Dawn: Thank you so much. By the way, I just read the interview of you on Reluctant Gormet -- Very interesting and enlightening.
It may already be known by everybody else; but I didn't "know" you were the hands and voice on the fantastic Rouxbe videos. However I "knew" it was you just by looking at your picture and reading some of your responses to questions. Now, I "know" for sure that what I "knew" was true! Great job!
We just our second annual salsa contest at my workplace, and I was goaded into entering. The hosts were worried that no one had told them in advance they were entering, so they asked me to submit a salsa. I thought of this recipe, which I had just seen last week.
I printed off the text version of the recipe and dashed over to the supermarket for ingredients. Because of a "No Guacamole' rule, I left out the avocado--I didn't want to get nailed for a technicality. I pulled this together in our workplace kitchen in about the thirty minutes and garnished with some of the left over lime.
It turned out I was competing against five other entries after all, and it was a tight race. The three judges even went to an elimination round. And I won with your recipe!
Congratulations! And thanks for being here.
You can try using canned but I don't think it will be the same. I have used canned tomatillos in the past for other things but I did find them to have that same fresh flavor. Perhaps there are some brands that are better than others but for this salsa I like to use fresh tomatillos. Cheers!

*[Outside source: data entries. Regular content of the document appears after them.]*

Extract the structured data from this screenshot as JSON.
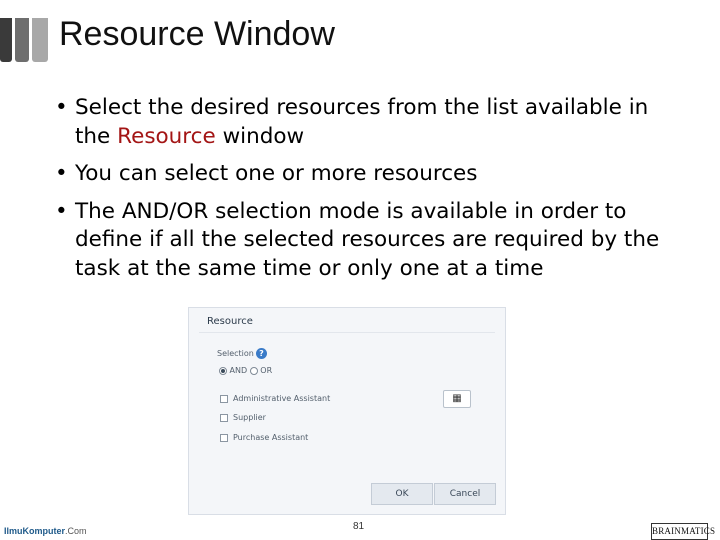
{
  "slide": {
    "title": "Resource Window",
    "bullets": [
      {
        "before": "Select the desired resources from the list available in the ",
        "highlight": "Resource",
        "after": " window"
      },
      {
        "before": "You can select one or more resources",
        "highlight": "",
        "after": ""
      },
      {
        "before": "The AND/OR selection mode is available in order to define if all the selected resources are required by the task at the same time or only one at a time",
        "highlight": "",
        "after": ""
      }
    ],
    "bullet_glyph": "•",
    "accent_color": "#a31515",
    "bar_colors": [
      "#3a3a3a",
      "#6e6e6e",
      "#a8a8a8"
    ]
  },
  "resource_panel": {
    "title": "Resource",
    "selection_label": "Selection",
    "help_icon_glyph": "?",
    "modes": [
      {
        "label": "AND",
        "checked": true
      },
      {
        "label": "OR",
        "checked": false
      }
    ],
    "resources": [
      {
        "label": "Administrative Assistant",
        "checked": false
      },
      {
        "label": "Supplier",
        "checked": false
      },
      {
        "label": "Purchase Assistant",
        "checked": false
      }
    ],
    "picker_icon_glyph": "▦",
    "ok_label": "OK",
    "cancel_label": "Cancel"
  },
  "footer": {
    "page_number": "81",
    "left_brand": "IlmuKomputer",
    "left_brand_tld": ".Com",
    "right_brand": "BRAINMATICS"
  }
}
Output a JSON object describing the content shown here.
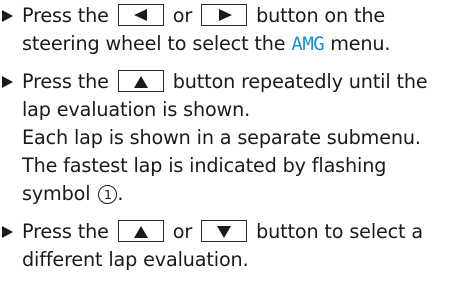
{
  "step1": {
    "line1": {
      "before": "Press the",
      "between": "or",
      "after": "button on the"
    },
    "line2": {
      "before": "steering wheel to select the",
      "highlight": "AMG",
      "after": "menu."
    },
    "highlight_color": "#1a8fd6"
  },
  "step2": {
    "line1": {
      "before": "Press the",
      "after": "button repeatedly until the"
    },
    "line2": "lap evaluation is shown.",
    "line3": "Each lap is shown in a separate submenu.",
    "line4": "The fastest lap is indicated by flashing",
    "line5": {
      "before": "symbol",
      "symbol": "1",
      "after": "."
    }
  },
  "step3": {
    "line1": {
      "before": "Press the",
      "between": "or",
      "after": "button to select a"
    },
    "line2": "different lap evaluation."
  },
  "icons": {
    "bullet": "triangle-right-bullet",
    "key_left": "left-arrow-key-icon",
    "key_right": "right-arrow-key-icon",
    "key_up": "up-arrow-key-icon",
    "key_down": "down-arrow-key-icon",
    "symbol": "circled-number-icon"
  }
}
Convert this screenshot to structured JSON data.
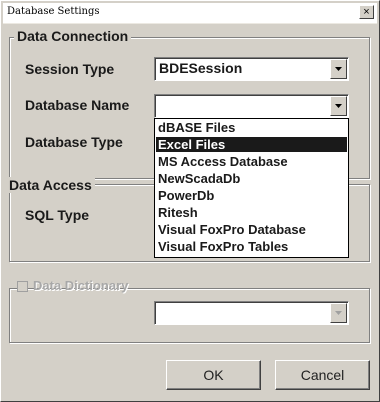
{
  "window": {
    "title": "Database Settings",
    "close_glyph": "×"
  },
  "data_connection": {
    "legend": "Data Connection",
    "session_type_label": "Session Type",
    "session_type_value": "BDESession",
    "database_name_label": "Database Name",
    "database_name_value": "",
    "database_type_label": "Database Type",
    "database_name_options": [
      "dBASE Files",
      "Excel Files",
      "MS Access Database",
      "NewScadaDb",
      "PowerDb",
      "Ritesh",
      "Visual FoxPro Database",
      "Visual FoxPro Tables"
    ],
    "highlighted_option": "Excel Files"
  },
  "data_access": {
    "legend": "Data Access",
    "sql_type_label": "SQL Type"
  },
  "data_dictionary": {
    "label": "Data Dictionary",
    "checked": false,
    "enabled": false,
    "value": ""
  },
  "buttons": {
    "ok": "OK",
    "cancel": "Cancel"
  },
  "colors": {
    "face": "#d4d0c8",
    "highlight": "#1a1a1a"
  },
  "icons": {
    "dropdown_arrow": "chevron-down-icon",
    "close": "close-icon"
  }
}
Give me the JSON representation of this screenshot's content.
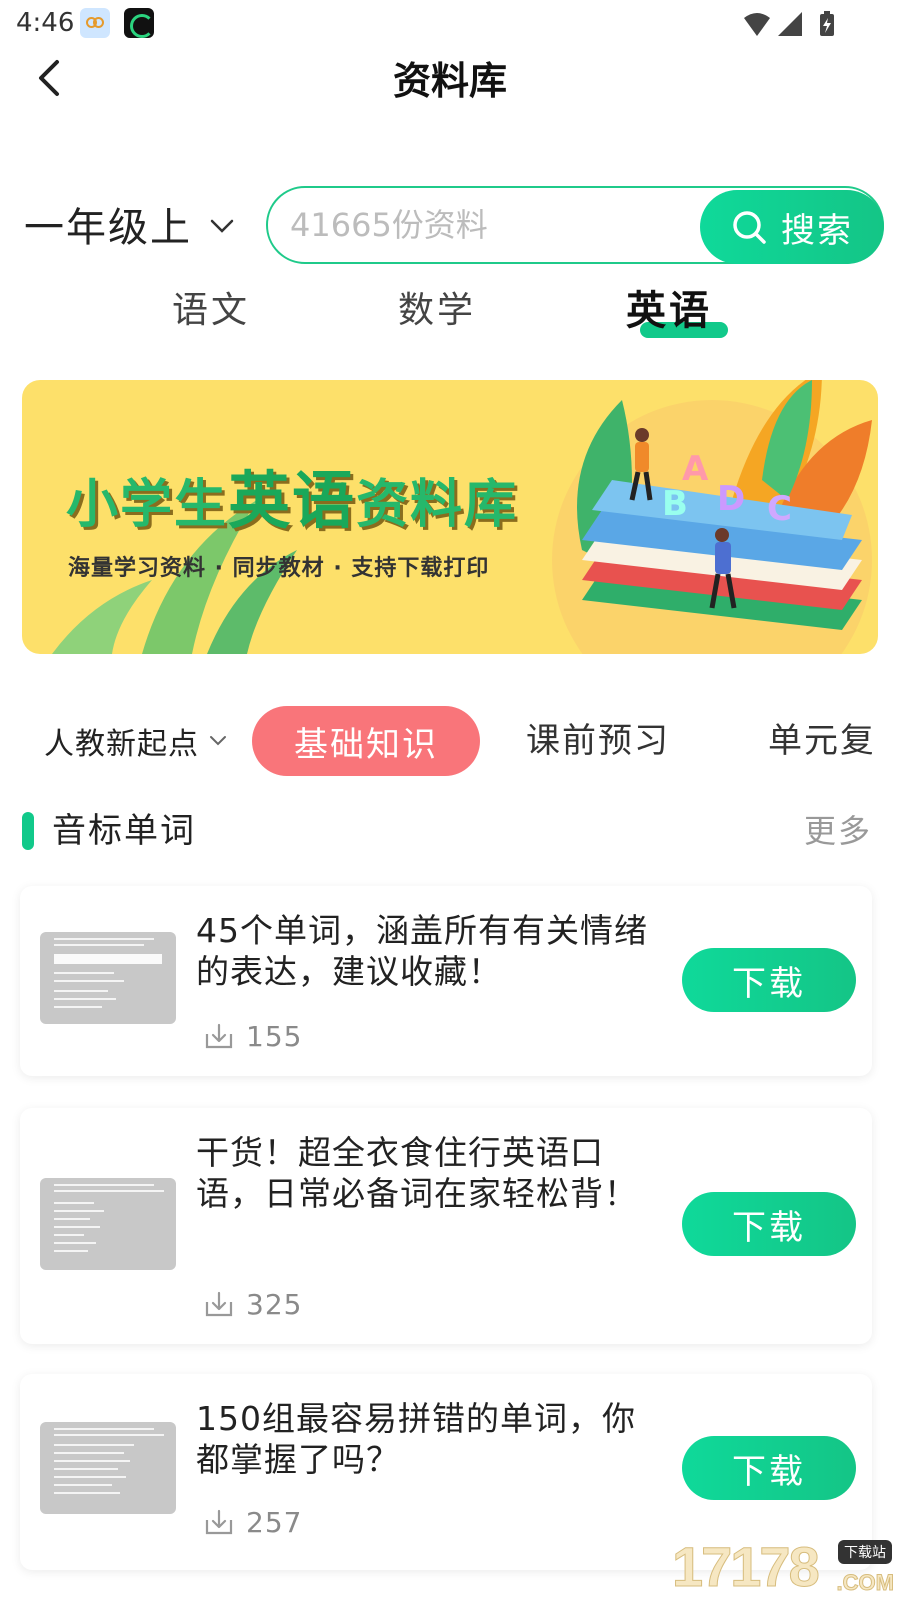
{
  "status_bar": {
    "time": "4:46",
    "icons": [
      "wifi-icon",
      "signal-icon",
      "battery-icon"
    ]
  },
  "header": {
    "title": "资料库"
  },
  "grade": {
    "label": "一年级上"
  },
  "search": {
    "placeholder": "41665份资料",
    "button_label": "搜索"
  },
  "subject_tabs": [
    {
      "label": "语文",
      "active": false
    },
    {
      "label": "数学",
      "active": false
    },
    {
      "label": "英语",
      "active": true
    }
  ],
  "banner": {
    "title_prefix": "小学生",
    "title_highlight": "英语",
    "title_suffix": "资料库",
    "subtitle": "海量学习资料 · 同步教材 · 支持下载打印"
  },
  "category_row": {
    "edition": "人教新起点",
    "tabs": [
      {
        "label": "基础知识",
        "active": true
      },
      {
        "label": "课前预习",
        "active": false
      },
      {
        "label": "单元复",
        "active": false
      }
    ]
  },
  "section": {
    "title": "音标单词",
    "more": "更多"
  },
  "items": [
    {
      "title": "45个单词，涵盖所有有关情绪的表达，建议收藏！",
      "downloads": "155",
      "button": "下载"
    },
    {
      "title": "干货！超全衣食住行英语口语，日常必备词在家轻松背！",
      "downloads": "325",
      "button": "下载"
    },
    {
      "title": "150组最容易拼错的单词，你都掌握了吗？",
      "downloads": "257",
      "button": "下载"
    }
  ],
  "watermark": {
    "text": "17178",
    "tag": "下载站",
    "suffix": ".COM"
  },
  "colors": {
    "accent": "#11c98a",
    "active_category": "#f9757a",
    "banner_bg": "#fde06a"
  }
}
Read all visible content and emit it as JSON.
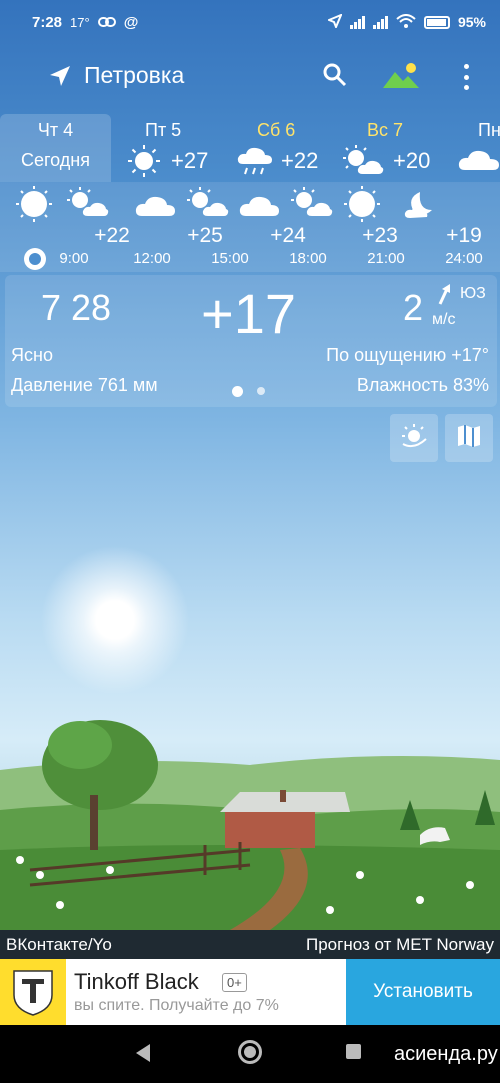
{
  "status_bar": {
    "time": "7:28",
    "notif": "17°",
    "battery": "95%"
  },
  "app_bar": {
    "city": "Петровка"
  },
  "days": [
    {
      "name": "Чт 4",
      "sub": "Сегодня",
      "selected": true
    },
    {
      "name": "Пт 5",
      "temp": "+27",
      "icon": "sunny-icon"
    },
    {
      "name": "Сб 6",
      "temp": "+22",
      "icon": "rain-icon"
    },
    {
      "name": "Вс 7",
      "temp": "+20",
      "icon": "partly-cloudy-icon"
    },
    {
      "name": "Пн",
      "icon": "cloud-icon"
    }
  ],
  "hourly": {
    "icons": [
      "sunny-icon",
      "partly-cloudy-icon",
      "cloud-icon",
      "partly-cloudy-icon",
      "cloud-icon",
      "partly-cloudy-icon",
      "sunny-icon",
      "moon-cloud-icon"
    ],
    "temps": [
      "+22",
      "+25",
      "+24",
      "+23",
      "+19"
    ],
    "times": [
      "9:00",
      "12:00",
      "15:00",
      "18:00",
      "21:00",
      "24:00"
    ]
  },
  "current": {
    "time": "7 28",
    "temp": "+17",
    "wind_speed": "2",
    "wind_dir": "ЮЗ",
    "wind_unit": "м/с",
    "condition": "Ясно",
    "feels_like": "По ощущению +17°",
    "pressure": "Давление 761 мм",
    "humidity": "Влажность 83%"
  },
  "credits": {
    "left": "ВКонтакте/Yo",
    "right": "Прогноз от MET Norway"
  },
  "ad": {
    "title": "Tinkoff Black",
    "age": "0+",
    "subtitle": "вы спите. Получайте до 7%",
    "button": "Установить"
  },
  "watermark": "асиенда.ру",
  "colors": {
    "sky_top": "#3473bd",
    "accent_yellow": "#ffe36a",
    "ad_button": "#29a6df",
    "ad_logo": "#ffdd2d"
  }
}
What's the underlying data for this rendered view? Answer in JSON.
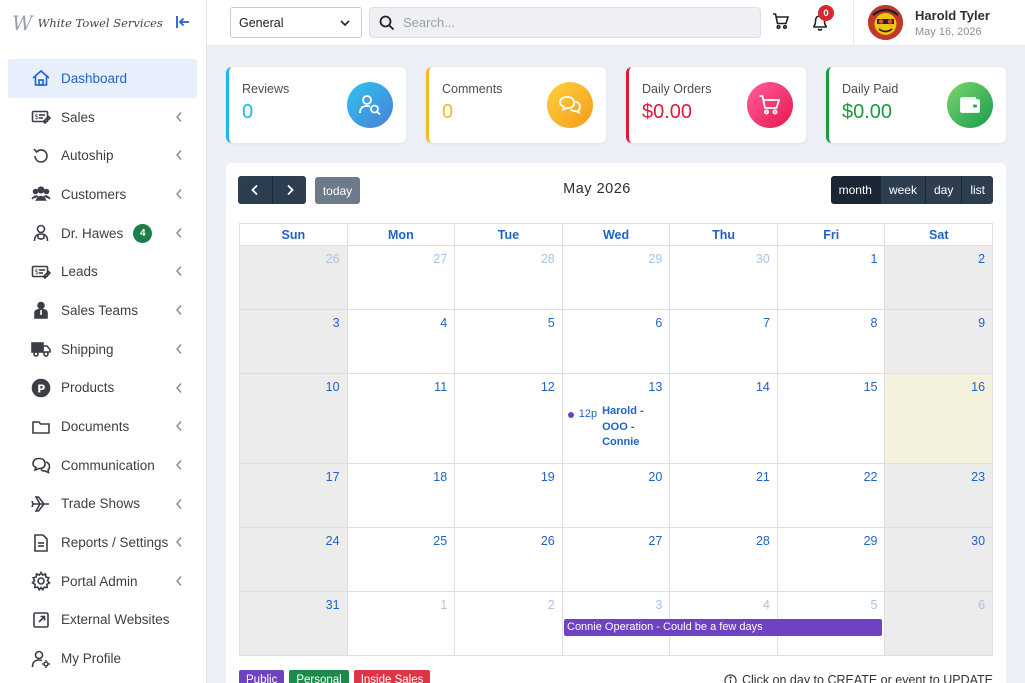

Just made it today with the fish taco using canned tomatillos and all I can say is WoW. This salsa is amazing I actually regret that I didn't try it earlier, I really love this salsa I swear to god I have no problem drinking this stuff. Since the canned tomatillos is already cooked I roasted the chillies and used jalapeno and Serrano.
I need to make at least a double batch, maybe even quadruple for a large group - I want to make the Enchiladas Verdes on this site. How much Salsa Verde does one recipe make, how much do you suggest for a quadruple batch of enchiladas? Thanks, love your site!